When I started in the water industry more than 40 years ago, providing water to the San Diego region was relatively simple. Imported water deliveries from the Metropolitan Water District of Southern California seemed plentiful and reliable, and the San Diego County Water Authority reliably conveyed those MWD supplies to local water districts.
The drought of 1987-92 ended that mirage. At that drought’s peak, the Water Authority faced 50 percent cutbacks from MWD, which provided virtually all of our region’s water. The 50 percent reduction was averted thanks to the Miracle March rains of 1991 – but we did endure a 31 percent supply cutback for more than a year.
We heard loud and clear from our communities that overdependence on any single supplier must end for the region’s long-term good. They knew that no region can prosper when its water supply availability varies wildly from year to year. Residents and businesses must be able to count on those supplies – and the infrastructure that delivers them – every day.

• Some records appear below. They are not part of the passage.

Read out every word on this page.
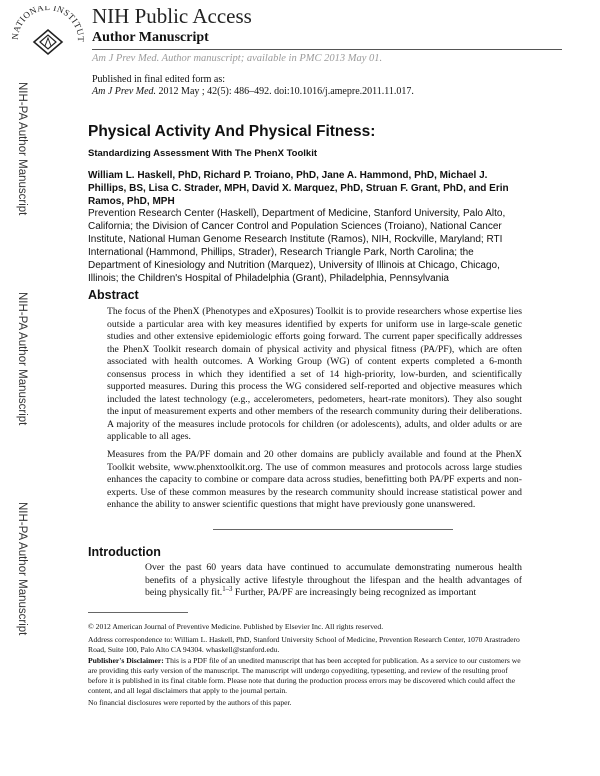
NATIONAL INSTITUT
NIH Public Access
Author Manuscript
Am J Prev Med. Author manuscript; available in PMC 2013 May 01.
Published in final edited form as:
Am J Prev Med. 2012 May ; 42(5): 486–492. doi:10.1016/j.amepre.2011.11.017.
NIH-PA Author Manuscript
NIH-PA Author Manuscript
NIH-PA Author Manuscript
Physical Activity And Physical Fitness:
Standardizing Assessment With The PhenX Toolkit
William L. Haskell, PhD, Richard P. Troiano, PhD, Jane A. Hammond, PhD, Michael J. Phillips, BS, Lisa C. Strader, MPH, David X. Marquez, PhD, Struan F. Grant, PhD, and Erin Ramos, PhD, MPH
Prevention Research Center (Haskell), Department of Medicine, Stanford University, Palo Alto, California; the Division of Cancer Control and Population Sciences (Troiano), National Cancer Institute, National Human Genome Research Institute (Ramos), NIH, Rockville, Maryland; RTI International (Hammond, Phillips, Strader), Research Triangle Park, North Carolina; the Department of Kinesiology and Nutrition (Marquez), University of Illinois at Chicago, Chicago, Illinois; the Children's Hospital of Philadelphia (Grant), Philadelphia, Pennsylvania
Abstract
The focus of the PhenX (Phenotypes and eXposures) Toolkit is to provide researchers whose expertise lies outside a particular area with key measures identified by experts for uniform use in large-scale genetic studies and other extensive epidemiologic efforts going forward. The current paper specifically addresses the PhenX Toolkit research domain of physical activity and physical fitness (PA/PF), which are often associated with health outcomes. A Working Group (WG) of content experts completed a 6-month consensus process in which they identified a set of 14 high-priority, low-burden, and scientifically supported measures. During this process the WG considered self-reported and objective measures which included the latest technology (e.g., accelerometers, pedometers, heart-rate monitors). They also sought the input of measurement experts and other members of the research community during their deliberations. A majority of the measures include protocols for children (or adolescents), adults, and older adults or are applicable to all ages.
Measures from the PA/PF domain and 20 other domains are publicly available and found at the PhenX Toolkit website, www.phenxtoolkit.org. The use of common measures and protocols across large studies enhances the capacity to combine or compare data across studies, benefitting both PA/PF experts and non-experts. Use of these common measures by the research community should increase statistical power and enhance the ability to answer scientific questions that might have previously gone unanswered.
Introduction
Over the past 60 years data have continued to accumulate demonstrating numerous health benefits of a physically active lifestyle throughout the lifespan and the health advantages of being physically fit.$^{1-3}$ Further, PA/PF are increasingly being recognized as important
© 2012 American Journal of Preventive Medicine. Published by Elsevier Inc. All rights reserved.
Address correspondence to: William L. Haskell, PhD, Stanford University School of Medicine, Prevention Research Center, 1070 Arastradero Road, Suite 100, Palo Alto CA 94304. whaskell@stanford.edu.
Publisher's Disclaimer: This is a PDF file of an unedited manuscript that has been accepted for publication. As a service to our customers we are providing this early version of the manuscript. The manuscript will undergo copyediting, typesetting, and review of the resulting proof before it is published in its final citable form. Please note that during the production process errors may be discovered which could affect the content, and all legal disclaimers that apply to the journal pertain.
No financial disclosures were reported by the authors of this paper.
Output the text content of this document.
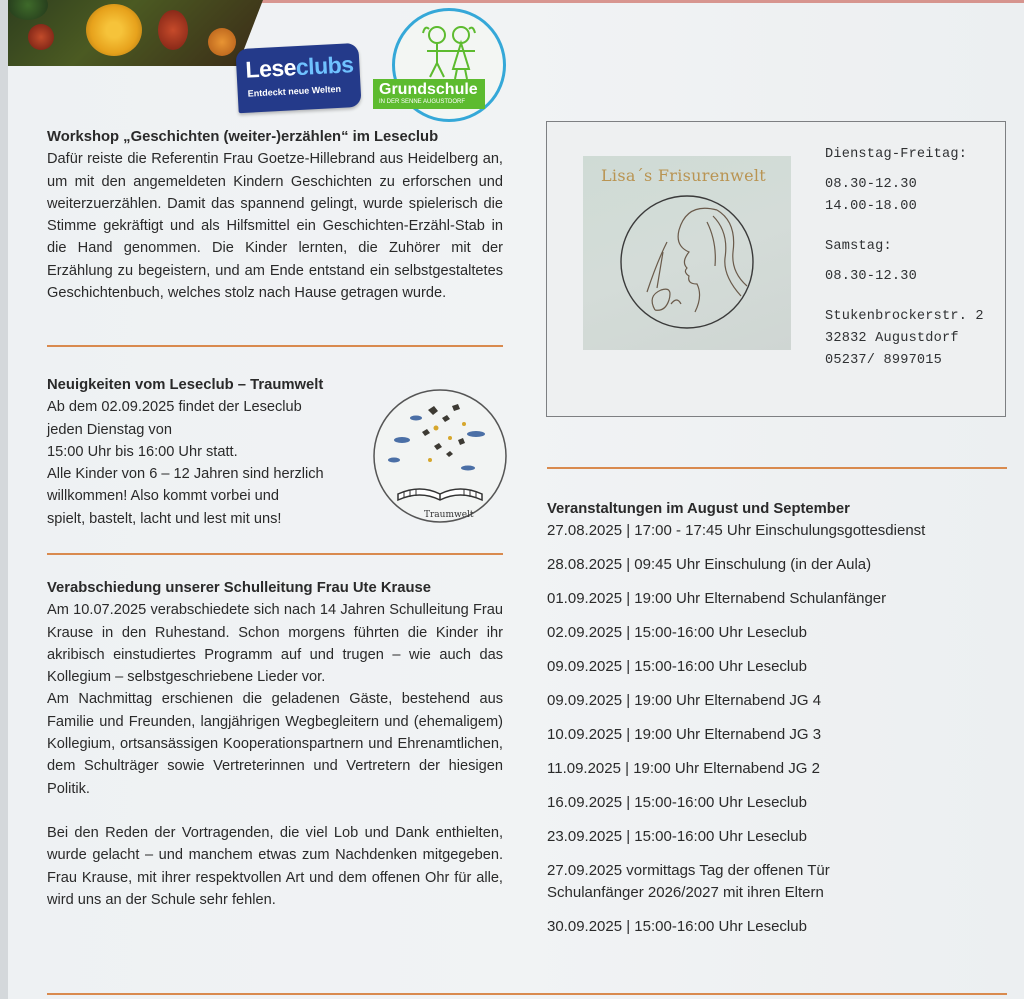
Leseclubs
Entdeckt neue Welten Grundschule
IN DER SENNE AUGUSTDORF

Workshop „Geschichten (weiter-)erzählen“ im Leseclub

Dafür reiste die Referentin Frau Goetze-Hillebrand aus Heidelberg an, um mit den angemeldeten Kindern Geschichten zu erforschen und weiterzuerzählen. Damit das spannend gelingt, wurde spielerisch die Stimme gekräftigt und als Hilfsmittel ein Geschichten-Erzähl-Stab in die Hand genommen. Die Kinder lernten, die Zuhörer mit der Erzählung zu begeistern, und am Ende entstand ein selbstgestaltetes Geschichtenbuch, welches stolz nach Hause getragen wurde.

Neuigkeiten vom Leseclub – Traumwelt

Ab dem 02.09.2025 findet der Leseclub

jeden Dienstag von

15:00 Uhr bis 16:00 Uhr statt.

Alle Kinder von 6 – 12 Jahren sind herzlich

willkommen! Also kommt vorbei und

spielt, bastelt, lacht und lest mit uns!	Traumwelt

Verabschiedung unserer Schulleitung Frau Ute Krause

Am 10.07.2025 verabschiedete sich nach 14 Jahren Schulleitung Frau Krause in den Ruhestand. Schon morgens führten die Kinder ihr akribisch einstudiertes Programm auf und trugen – wie auch das Kollegium – selbstgeschriebene Lieder vor.

Am Nachmittag erschienen die geladenen Gäste, bestehend aus Familie und Freunden, langjährigen Wegbegleitern und (ehemaligem) Kollegium, ortsansässigen Kooperationspartnern und Ehrenamtlichen, dem Schulträger sowie Vertreterinnen und Vertretern der hiesigen Politik.

Bei den Reden der Vortragenden, die viel Lob und Dank enthielten, wurde gelacht – und manchem etwas zum Nachdenken mitgegeben. Frau Krause, mit ihrer respektvollen Art und dem offenen Ohr für alle, wird uns an der Schule sehr fehlen.

Lisa´s Frisurenwelt
Dienstag-Freitag:
08.30-12.30
14.00-18.00
Samstag:
08.30-12.30
Stukenbrockerstr. 2
32832 Augustdorf
05237/ 8997015

Veranstaltungen im August und September

27.08.2025 | 17:00 - 17:45 Uhr Einschulungsgottesdienst

28.08.2025 | 09:45 Uhr Einschulung (in der Aula)

01.09.2025 | 19:00 Uhr Elternabend Schulanfänger

02.09.2025 | 15:00-16:00 Uhr Leseclub

09.09.2025 | 15:00-16:00 Uhr Leseclub

09.09.2025 | 19:00 Uhr Elternabend JG 4

10.09.2025 | 19:00 Uhr Elternabend JG 3

11.09.2025 | 19:00 Uhr Elternabend JG 2

16.09.2025 | 15:00-16:00 Uhr Leseclub

23.09.2025 | 15:00-16:00 Uhr Leseclub

27.09.2025 vormittags Tag der offenen Tür

Schulanfänger 2026/2027 mit ihren Eltern

30.09.2025 | 15:00-16:00 Uhr Leseclub
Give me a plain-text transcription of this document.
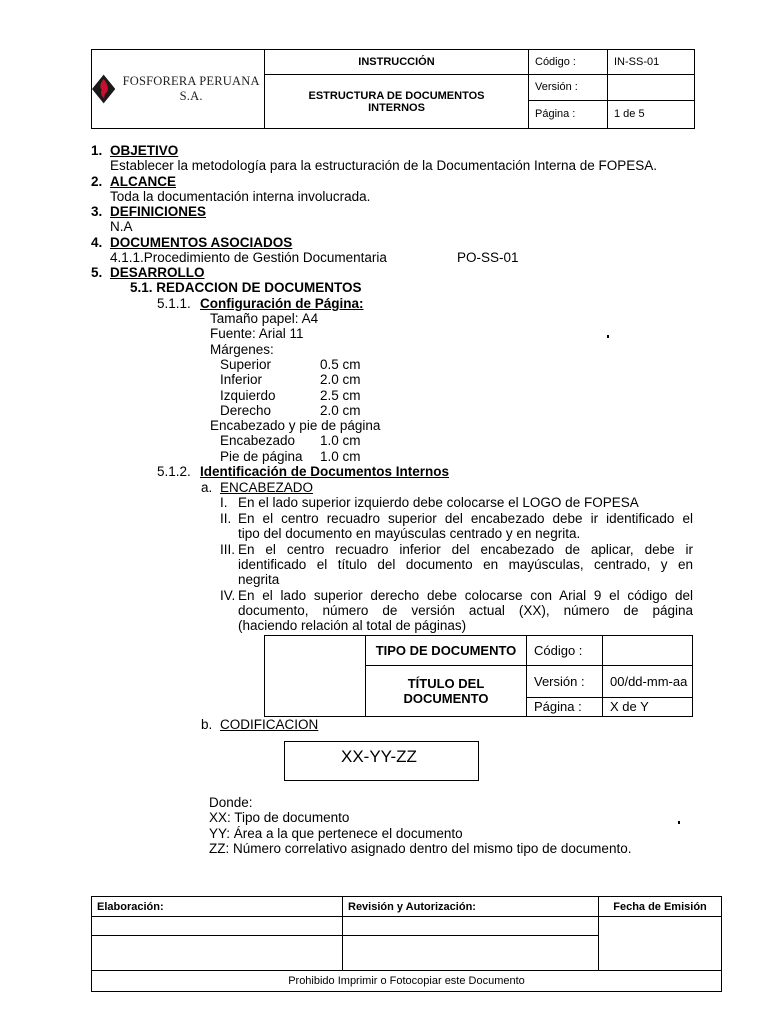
FOSFORERA PERUANA S.A.	INSTRUCCIÓN	Código :	IN-SS-01
	ESTRUCTURA DE DOCUMENTOS INTERNOS	Versión :	
		Página :	1 de 5
1. OBJETIVO
Establecer la metodología para la estructuración de la Documentación Interna de FOPESA.
2. ALCANCE
Toda la documentación interna involucrada.
3. DEFINICIONES
N.A
4. DOCUMENTOS ASOCIADOS
4.1.1.Procedimiento de Gestión Documentaria	PO-SS-01
5. DESARROLLO
5.1. REDACCION DE DOCUMENTOS
5.1.1. Configuración de Página:
Tamaño papel: A4
Fuente: Arial 11
Márgenes:
Superior	0.5 cm
Inferior	2.0 cm
Izquierdo	2.5 cm
Derecho	2.0 cm
Encabezado y pie de página
Encabezado 1.0 cm
Pie de página 1.0 cm
5.1.2. Identificación de Documentos Internos
a. ENCABEZADO
I. En el lado superior izquierdo debe colocarse el LOGO de FOPESA
II. En el centro recuadro superior del encabezado debe ir identificado el
tipo del documento en mayúsculas centrado y en negrita.
III. En el centro recuadro inferior del encabezado de aplicar, debe ir
identificado el título del documento en mayúsculas, centrado, y en
negrita
IV. En el lado superior derecho debe colocarse con Arial 9 el código del
documento, número de versión actual (XX), número de página
(haciendo relación al total de páginas)
	TIPO DE DOCUMENTO	Código :	
	TÍTULO DEL DOCUMENTO	Versión :	00/dd-mm-aa
		Página :	X de Y
b. CODIFICACION
XX-YY-ZZ
Donde:
XX: Tipo de documento
YY: Área a la que pertenece el documento
ZZ: Número correlativo asignado dentro del mismo tipo de documento.
Elaboración:	Revisión y Autorización:	Fecha de Emisión

Prohibido Imprimir o Fotocopiar este Documento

When considering water issues in San Diego County, it’s critical to remember that the big goal is long-term water supply reliability to support 3.2 million residents and a $218 billion economy in a semi-arid region with few naturally occurring water resources.
Our long-term, prudent strategy is working. From 2009 to 2011, drought conditions and regulatory restrictions forced MWD to reduce deliveries to our region for 22 months. Our investments reduced the impact of MWD’s shortage by nearly half.
Now, just a few years later, drought conditions are gripping California again and forcing MWD to cut deliveries to the Water Authority this fiscal year by 15 percent – but we still have adequate supplies to meet 99 percent of normal demands in San Diego County.
That’s possible in part because our decades-long conservation-and-transfer agreements in the Imperial Valley will provide the San Diego region with 180,000 acre-feet of highly reliable water this year from the Colorado River, enough to serve about 1.4 million people.
Another major reason is the Claude “Bud” Lewis Carlsbad Desalination Plant, which started commercial production in December and provides enough to meet about 10 percent of the region’s annual demand. It was built to serve the region for 30 years or more, and any attempts to gauge its value based on a few months of operations during temporary emergency regulations are short-sighted.
Our strategy has been lauded as a model.
“San Diego’s experience demonstrates that for communities reliant on imported water from vulnerable ecosystems, diversifying their supply portfolios with an emphasis on local sustainability is the smart path forward,” according to a 2013 report by Carpe Diem West, a non-profit think tank.
The major complicating factor is the emergency drought-response regulation adopted by the State Water Resources Control Board in May, which should not have decoupled the historical link between water supply and demand. Instead, the regulation treated each region of the state as if it faced the same level of drought emergency, when in fact our experience in the 1990s had prepared us for this moment.
To their credit, the region’s residents and businesses have heeded calls for conservation and reduced water use by about 23 percent compared with 2013 (the state’s baseline year), beating the aggregate regional target. Since May, conserved water has been stored in San Vicente Reservoir near Lakeside for future use.
While adding to local storage reserves is a tangible benefit for the region, the state’s one-size-fits-all policy created unintended negative consequences. It forced residents who had invested in supplies to use dramatically less, forcing up the per-unit price of water so agencies could still cover the costs of keeping their systems running reliably. It also increased challenges for businesses to expand even though they use water very efficiently.
In addition, the regulations resulted in a temporary situation in which water we didn’t need and didn’t order from MWD was delivered anyway. Since November, the Water Authority has deposited about 1,700 acre-feet of unordered, treated water from MWD in Lower Otay Reservoir because the configuration of the MWD and Water Authority’s pipelines presents operational challenges to reduce flows to zero. That’s roughly equivalent to the amount of water used by 3,400 four-person families during a year.
We stored the unordered water in Lower Otay Reservoir where it will have to be treated again for use. The Water Authority and MWD are working cooperatively to find an equitable operational solution while ensuring that the stored water in Lower Otay will be put to beneficial use.
The lesson here is what happens when prudent, long-term planning collides with well-meaning but hastily constructed regulations. State regulators have acknowledged that they learned lessons during the drought-response process, and on Feb. 2 they updated their emergency drought-response regulation to provide credit toward meeting local agencies’ water-use targets for certified local, drought-resilient supplies.
These modifications – advocated for by the Water Authority and our community’s civic leaders – recognize the need to account for local water supply development efforts as well as increased conservation when implementing emergency drought response measures. They are expected to provide our region with the benefits of our investment in seawater desalination, part of a successful strategy this region embraced more than two decades ago.
Mark Weston is the chair of the San Diego County Water Authority’s Board of Directors. He retired as general manager of the Helix Water District in La Mesa in 2012 and lives in Poway.